Tot slot moesten alle bewoners die deelnamen aan deze activiteiten een verplichte training volgen.

Via de coöperatieve vereniging die zich baseerde op de ervaring van het creëren van dorpsactiviteiten, werden diverse banen opgezet die direct gekoppeld konden worden aan de capaciteiten van de lokale bewoners. Hieronder vielen functies zoals medewerkers die evenementen organiseren, voorlichters, koks en het uitvoeren van basisonderzoek. Dit zorgde voor een grote verandering omdat de bewoners die voorheen geen deel uitmaakten van de festivals en er ook niet van profiteerden, nu direct betrokken konden zijn en betaald werden voor hun bijdragen.

De verplichte training voor de bewoners die wilden deelnemen, vergrootte de algemene capaciteiten van de lokale bewoners en stimuleerde hun begrip van het werelderfgoed, lokale waarden en het belang van lokale participatie.

Toolkit voor groene infrastructuur en kinderen: een hulpmiddel voor geïnformeerde besluitvorming over stedelijke groenbehoeften.

Het doel van deze fase was het samenstellen van een compendium van hulpmiddelen die als leidraad kunnen dienen bij geïnformeerde besluitvorming over stedelijke herbebossingsbehoeften in vijf Mexicaanse kuststeden (Boca del Río, Veracruz; Mérida, Yucatán; San Mateo del Mar, Oaxaca; Tepic, Nayarit; Tijuana, Baja California).

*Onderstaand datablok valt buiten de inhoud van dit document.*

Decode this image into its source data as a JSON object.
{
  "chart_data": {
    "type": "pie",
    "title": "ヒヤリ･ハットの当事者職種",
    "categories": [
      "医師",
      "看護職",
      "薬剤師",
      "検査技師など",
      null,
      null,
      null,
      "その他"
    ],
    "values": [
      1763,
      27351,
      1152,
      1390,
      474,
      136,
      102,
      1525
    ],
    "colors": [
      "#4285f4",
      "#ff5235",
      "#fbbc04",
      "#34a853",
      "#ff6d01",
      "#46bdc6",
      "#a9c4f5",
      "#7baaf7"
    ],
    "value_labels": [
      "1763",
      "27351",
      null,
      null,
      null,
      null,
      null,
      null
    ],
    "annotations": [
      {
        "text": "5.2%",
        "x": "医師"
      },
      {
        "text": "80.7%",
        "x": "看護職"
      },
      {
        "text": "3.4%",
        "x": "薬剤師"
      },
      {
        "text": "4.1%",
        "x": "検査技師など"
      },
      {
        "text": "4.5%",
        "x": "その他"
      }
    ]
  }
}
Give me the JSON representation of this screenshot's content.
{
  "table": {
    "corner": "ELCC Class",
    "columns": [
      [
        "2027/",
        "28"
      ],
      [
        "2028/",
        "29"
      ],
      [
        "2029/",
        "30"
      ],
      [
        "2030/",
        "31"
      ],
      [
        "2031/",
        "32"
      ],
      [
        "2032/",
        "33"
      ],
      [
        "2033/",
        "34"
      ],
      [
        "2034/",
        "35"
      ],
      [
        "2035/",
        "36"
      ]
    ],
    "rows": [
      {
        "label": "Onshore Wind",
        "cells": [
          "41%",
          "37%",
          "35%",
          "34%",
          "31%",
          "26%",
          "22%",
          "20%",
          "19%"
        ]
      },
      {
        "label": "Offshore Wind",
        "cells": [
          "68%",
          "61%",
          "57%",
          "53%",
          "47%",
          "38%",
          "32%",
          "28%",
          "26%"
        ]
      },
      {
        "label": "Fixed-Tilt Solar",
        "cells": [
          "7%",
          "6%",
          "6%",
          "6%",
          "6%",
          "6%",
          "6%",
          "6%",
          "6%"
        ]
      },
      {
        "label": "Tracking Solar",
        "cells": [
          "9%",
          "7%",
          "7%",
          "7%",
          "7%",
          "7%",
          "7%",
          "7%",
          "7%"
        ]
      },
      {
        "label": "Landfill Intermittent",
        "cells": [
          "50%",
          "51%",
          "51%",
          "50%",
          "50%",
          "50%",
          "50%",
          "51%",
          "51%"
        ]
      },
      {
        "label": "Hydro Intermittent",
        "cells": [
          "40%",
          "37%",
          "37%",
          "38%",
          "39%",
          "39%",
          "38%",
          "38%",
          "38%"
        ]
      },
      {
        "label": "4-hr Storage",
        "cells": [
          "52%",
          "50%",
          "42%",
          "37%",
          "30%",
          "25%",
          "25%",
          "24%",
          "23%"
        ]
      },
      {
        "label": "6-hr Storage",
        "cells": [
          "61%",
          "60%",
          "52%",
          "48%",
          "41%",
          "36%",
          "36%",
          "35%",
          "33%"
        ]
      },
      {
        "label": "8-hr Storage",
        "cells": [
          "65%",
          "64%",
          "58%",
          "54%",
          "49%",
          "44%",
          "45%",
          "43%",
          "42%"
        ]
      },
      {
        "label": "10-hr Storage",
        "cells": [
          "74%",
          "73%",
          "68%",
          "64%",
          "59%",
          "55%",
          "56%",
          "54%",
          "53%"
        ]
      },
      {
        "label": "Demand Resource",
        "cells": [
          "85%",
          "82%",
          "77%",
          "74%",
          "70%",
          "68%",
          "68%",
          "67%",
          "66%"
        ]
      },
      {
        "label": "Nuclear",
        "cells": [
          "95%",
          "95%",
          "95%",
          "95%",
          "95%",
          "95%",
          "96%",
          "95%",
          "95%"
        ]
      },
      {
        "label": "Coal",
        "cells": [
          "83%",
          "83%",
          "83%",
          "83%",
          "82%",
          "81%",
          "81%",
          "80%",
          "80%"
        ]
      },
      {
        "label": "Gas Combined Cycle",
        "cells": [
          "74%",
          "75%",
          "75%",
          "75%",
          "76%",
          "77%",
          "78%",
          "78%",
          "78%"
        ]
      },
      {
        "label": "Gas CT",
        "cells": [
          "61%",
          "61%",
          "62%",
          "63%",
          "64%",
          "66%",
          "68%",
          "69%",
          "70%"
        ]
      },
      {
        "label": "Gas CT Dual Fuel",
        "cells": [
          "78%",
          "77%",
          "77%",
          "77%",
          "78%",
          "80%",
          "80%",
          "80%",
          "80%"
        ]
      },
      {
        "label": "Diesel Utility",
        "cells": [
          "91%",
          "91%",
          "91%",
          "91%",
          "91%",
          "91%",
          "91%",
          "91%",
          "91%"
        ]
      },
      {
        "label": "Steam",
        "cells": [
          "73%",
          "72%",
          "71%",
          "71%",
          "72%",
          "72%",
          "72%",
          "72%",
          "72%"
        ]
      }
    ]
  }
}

  1. Met de producten werd een compendium van landschapsschaalinstrumenten opgesteld:
  • Economische waardering van ecosysteemdiensten geleverd door stedelijke bomen.
  • Genormaliseerde Verschil Vegetatie Index (NDVI) Kaart
  • Groene Zicht Index Kaart (GVI)
  • Vaste vervuilingsbronnen kaart (FFC)
  • Kinderen toegang tot de natuur Equity Index Kaart.
  • Urban Heat Islands-kaart (UHI)
  1. De basislijn voor efficiënt stedelijk boombeheer werd uitgewerkt door het straat-voor-straat detailonderdeel van een digitale inventarisatie met hoge resolutie, representatief voor de wegenassen en eilanden van elke stad. Deze inventarisatie registreerde niet alleen de bestaande bomen en hun onderhoudsbehoeften, maar identificeerde ook plantbare ruimtes, identificeerde en catalogiseerde de beschikbare plantbare ruimtes en specificeerde de juiste kenmerken van elk gebied, evenals het type boom dat op elke locatie kan worden geplant. Deze holistische benadering zorgt voor een nauwkeurigere en duurzamere planning, optimaliseert de soortenselectie en verbetert de gezondheid en biodiversiteit van het bomenbestand in de stad.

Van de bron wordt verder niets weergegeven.